Saat Craig merenungkan kemungkinan perang habis-habisan jika itu terjadi, tiba-tiba benda itu muncul di tangannya. Ia terkesiap.
“Ayah! Apakah itu…”
Itu selembar perkamen hitam. Sekilas, mungkin tampak agak menyeramkan, tetapi itulah metode komunikasi yang mereka sukai —para iblis. Craig tidak tahu bagaimana mereka melakukannya.
Akhirnya, pikirnya, agak getir, karena ia yakin ini akan menjadi laporan kegagalan mereka. Ia tidak tahu alasan apa yang mereka buat kali ini, tetapi ia juga tidak bisa membiarkannya begitu saja.
Namun, sebelum ia sempat menyuarakan keluhannya, ia harus memeriksa isi surat itu.
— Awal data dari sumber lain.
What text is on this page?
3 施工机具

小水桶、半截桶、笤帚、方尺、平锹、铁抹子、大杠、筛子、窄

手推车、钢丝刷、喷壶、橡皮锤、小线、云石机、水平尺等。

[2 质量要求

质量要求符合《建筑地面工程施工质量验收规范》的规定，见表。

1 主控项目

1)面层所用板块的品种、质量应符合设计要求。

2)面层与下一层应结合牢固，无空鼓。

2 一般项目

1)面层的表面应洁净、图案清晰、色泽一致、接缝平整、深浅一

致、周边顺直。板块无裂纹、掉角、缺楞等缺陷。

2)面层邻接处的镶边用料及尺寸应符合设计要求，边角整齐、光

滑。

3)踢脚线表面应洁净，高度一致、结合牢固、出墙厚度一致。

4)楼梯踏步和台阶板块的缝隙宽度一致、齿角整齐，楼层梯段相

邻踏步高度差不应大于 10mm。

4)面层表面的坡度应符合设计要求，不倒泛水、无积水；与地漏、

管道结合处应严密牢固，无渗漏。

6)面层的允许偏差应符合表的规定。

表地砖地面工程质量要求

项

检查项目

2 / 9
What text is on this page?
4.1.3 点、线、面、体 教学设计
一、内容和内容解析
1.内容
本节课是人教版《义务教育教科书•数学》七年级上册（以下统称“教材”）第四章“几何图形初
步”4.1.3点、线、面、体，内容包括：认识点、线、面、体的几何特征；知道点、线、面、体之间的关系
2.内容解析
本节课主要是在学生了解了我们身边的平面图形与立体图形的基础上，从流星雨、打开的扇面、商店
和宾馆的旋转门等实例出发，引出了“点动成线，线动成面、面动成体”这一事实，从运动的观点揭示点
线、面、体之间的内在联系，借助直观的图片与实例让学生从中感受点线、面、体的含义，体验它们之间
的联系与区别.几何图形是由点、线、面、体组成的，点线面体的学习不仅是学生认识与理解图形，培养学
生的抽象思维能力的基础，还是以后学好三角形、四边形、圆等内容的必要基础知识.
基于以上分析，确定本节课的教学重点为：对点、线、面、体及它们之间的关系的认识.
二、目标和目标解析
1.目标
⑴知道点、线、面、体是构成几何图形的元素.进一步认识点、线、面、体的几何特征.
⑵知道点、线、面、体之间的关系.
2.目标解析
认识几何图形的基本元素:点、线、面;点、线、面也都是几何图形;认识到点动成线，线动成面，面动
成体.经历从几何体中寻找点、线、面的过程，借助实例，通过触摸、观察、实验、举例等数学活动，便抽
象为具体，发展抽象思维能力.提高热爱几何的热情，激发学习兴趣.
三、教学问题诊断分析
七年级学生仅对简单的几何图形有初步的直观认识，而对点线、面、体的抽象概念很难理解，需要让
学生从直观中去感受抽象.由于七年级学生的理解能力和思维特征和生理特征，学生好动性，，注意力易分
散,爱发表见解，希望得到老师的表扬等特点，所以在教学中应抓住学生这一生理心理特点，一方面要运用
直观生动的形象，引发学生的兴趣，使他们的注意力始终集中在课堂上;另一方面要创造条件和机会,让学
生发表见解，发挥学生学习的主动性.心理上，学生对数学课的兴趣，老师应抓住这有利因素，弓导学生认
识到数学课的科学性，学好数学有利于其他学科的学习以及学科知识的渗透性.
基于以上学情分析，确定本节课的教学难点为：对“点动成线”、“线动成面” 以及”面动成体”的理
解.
Saat amarahnya kembali berkobar, ia berhati-hati agar perkamen itu tidak kusut dalam genggamannya dan mulai membaca. Ia hanya bisa berpura-pura tenang di awal surat. Dengan emosi yang membuncah, ia merasakan lengannya, bahkan seluruh tubuhnya, mulai gemetar tak terkendali.
“Ayah? Apa isinya?”
Craig mendengar suara Brett, tetapi ia tak sanggup menjawab. Ia membaca surat itu sampai akhir, lalu membanting perkamen itu ke mejanya. Dengan emosi yang meluap-luap, ia mulai tertawa terbahak-bahak.
“Heh, heh heh hee…bwa ha ha ha!”
“Ayah?!”
Brett memandang Craig seolah-olah dia orang gila, tetapi hal itu tidak mengganggu sang duke sedikit pun.
“Brett, ini sudah dimulai. Persiapkan dirimu.”
“Eh…oke? Apa sih yang sedang aku persiapkan— Bukan, maksudmu…”
Jadi, akhirnya kau menyadari apa yang terjadi, pikir Craig. Saat ekspresi terkejut terpancar di wajah Brett, seringai liar pun tersungging di wajahnya.
Memang, isi perkamen itu bisa diringkas hanya dalam satu baris. Dengan kata lain…
“Uskup Agung adalah milik kita.”
Hasil yang mereka inginkan akhirnya terwujud. Setelah pulih dari keterkejutannya, Brett mengerti arti sebenarnya dari berita ini, dan sambil terkesiap, ia tersenyum semanis Craig.
“Maksudmu, setelah berurusan dengan Jenderal, kita bisa memaksa Uskup Agung melakukan apa pun yang kita mau? Itukah yang kau maksud?!”
“Ya. Benar-benar, sungguh. Nah, sekarang…kita bisa mulai, setelah sekian lama.”
Memang memakan waktu lama, tetapi selama mereka bisa membalas dendam, apa pun yang terjadi selanjutnya tidaklah penting.
“Jadi… haruskah kita mulai membalas dendam?” Melawan kerajaan ini—melawan Tuhan.
Sambil tersenyum muram, Craig menggumamkan kata-kata terakhir itu pada dirinya sendiri, seolah-olah membuat sebuah pernyataan.